Sanjay Baru 75 years of Indian economy Is part of a series covering the last 75 years of independent India. But Baru’s book is not limited to just this time frame. He sees India’s current economic boom as part of a longer story.
The book begins with a reference to British historian Angus Madison and his book The World Economy: A Millennial Perspective (2001), which estimates that China and India together accounted for half of the world’s national income in 1700, and by 1950 combined The proportion was less than 10 percent. Viewed from such a historical perspective, India is like no other “emerging” economy – as Baru puts it, it is an economy that is “reemerging” worldwide.
There are 14 chapters in the book, but they are intentionally not written in chronological order. Baru begins by explaining the various aspects of economic thinking that inspired our freedom fighters. This is significant because the early economic prospects of independent India were heavily influenced by these ideas. The two great ideas at the time of independence were Gram Swaraj, or the protection and promotion of cottage, village and small-scale industry, and the push toward large-scale and modern Soviet-style industrialization.
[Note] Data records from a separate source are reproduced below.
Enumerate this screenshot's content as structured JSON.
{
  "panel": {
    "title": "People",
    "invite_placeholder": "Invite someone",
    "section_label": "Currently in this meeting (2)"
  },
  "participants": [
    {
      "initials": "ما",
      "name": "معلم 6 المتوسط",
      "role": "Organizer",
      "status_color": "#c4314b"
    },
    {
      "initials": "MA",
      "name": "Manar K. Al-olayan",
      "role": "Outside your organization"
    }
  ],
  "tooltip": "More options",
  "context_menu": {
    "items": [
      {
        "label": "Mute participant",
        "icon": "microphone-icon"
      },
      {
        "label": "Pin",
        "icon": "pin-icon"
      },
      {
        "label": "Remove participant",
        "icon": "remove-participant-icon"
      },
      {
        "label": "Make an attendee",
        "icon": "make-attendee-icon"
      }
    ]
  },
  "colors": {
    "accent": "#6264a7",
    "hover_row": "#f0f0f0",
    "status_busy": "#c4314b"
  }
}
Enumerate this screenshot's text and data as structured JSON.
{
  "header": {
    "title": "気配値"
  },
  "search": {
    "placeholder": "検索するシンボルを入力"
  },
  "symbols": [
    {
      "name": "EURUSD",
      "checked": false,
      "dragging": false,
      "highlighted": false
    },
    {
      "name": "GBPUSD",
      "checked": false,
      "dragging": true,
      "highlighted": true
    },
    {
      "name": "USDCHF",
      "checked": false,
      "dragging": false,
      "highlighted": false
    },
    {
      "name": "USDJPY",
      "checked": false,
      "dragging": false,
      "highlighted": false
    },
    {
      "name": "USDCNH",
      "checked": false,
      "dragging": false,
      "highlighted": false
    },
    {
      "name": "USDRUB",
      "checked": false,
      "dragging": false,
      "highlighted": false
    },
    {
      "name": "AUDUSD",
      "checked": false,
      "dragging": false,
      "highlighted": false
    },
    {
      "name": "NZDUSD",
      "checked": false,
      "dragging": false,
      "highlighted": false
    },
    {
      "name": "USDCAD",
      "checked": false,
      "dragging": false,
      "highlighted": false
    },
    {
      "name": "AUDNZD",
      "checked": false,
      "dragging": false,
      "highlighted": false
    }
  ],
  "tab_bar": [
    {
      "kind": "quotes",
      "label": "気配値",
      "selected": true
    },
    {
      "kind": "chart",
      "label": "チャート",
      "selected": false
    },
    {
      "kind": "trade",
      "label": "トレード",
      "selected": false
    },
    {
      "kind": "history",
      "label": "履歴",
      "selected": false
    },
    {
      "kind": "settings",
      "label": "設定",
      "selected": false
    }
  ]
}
The script went awry in the 1960s and 1970s as wars with China and Pakistan, unsuccessful monsoons and political unrest made the economy increasingly isolated. Government regulation and control became more pervasive and undermined the growth of Indian companies. Although India began to make some changes in the 1980s to open up the economy and move away from “bureaucratic socialism”, there was a severe balance of payments that forced India to reset its economic policy framework. crisis came. The 1991 reforms were the turning point for India’s economy, and Baru appropriately devoted an entire chapter to the details of the changes and how they came about.
Since then, the Indian economy has grown from strength to strength. “During the 30 years from 1950 to 1980, India’s gross domestic product (GDP), or national income, grew at an average annual rate of 3.5 percent; And over the next two decades, 1980-2000, it grew at a rate of 5.5 percent… (between 2000 and 2015, the economy grew at an average annual rate of 7.5 percent, with the so-called “golden years of growth,” 2003) –2008 and showed a growth of about 9 percent,” writes Baru.
The rapid progress means that India is now the world’s third largest economy in terms of purchasing power parity, after the United States and China. In US dollar terms, it is now the sixth largest economy in the world after the US, China, Japan, Germany and the UK.
Yet India, entering its 75th year of independence, still raises serious concerns about poverty, unemployment, inflation and the loss of global competitiveness. Baru tries to include the latest policy options like the Make in India program, demonetization and production-linked incentive schemes.
Baru clarifies that the book is aimed at the post-millennial generation – someone who is reaching adulthood and is over 75 in India. Overall, it’s a simple, non-technical rethinking of the strains and strains that define India’s economic record as an independent country.
Interpreted books are exhibited every Saturday. It summarizes the basic logic of an important work of non-fiction.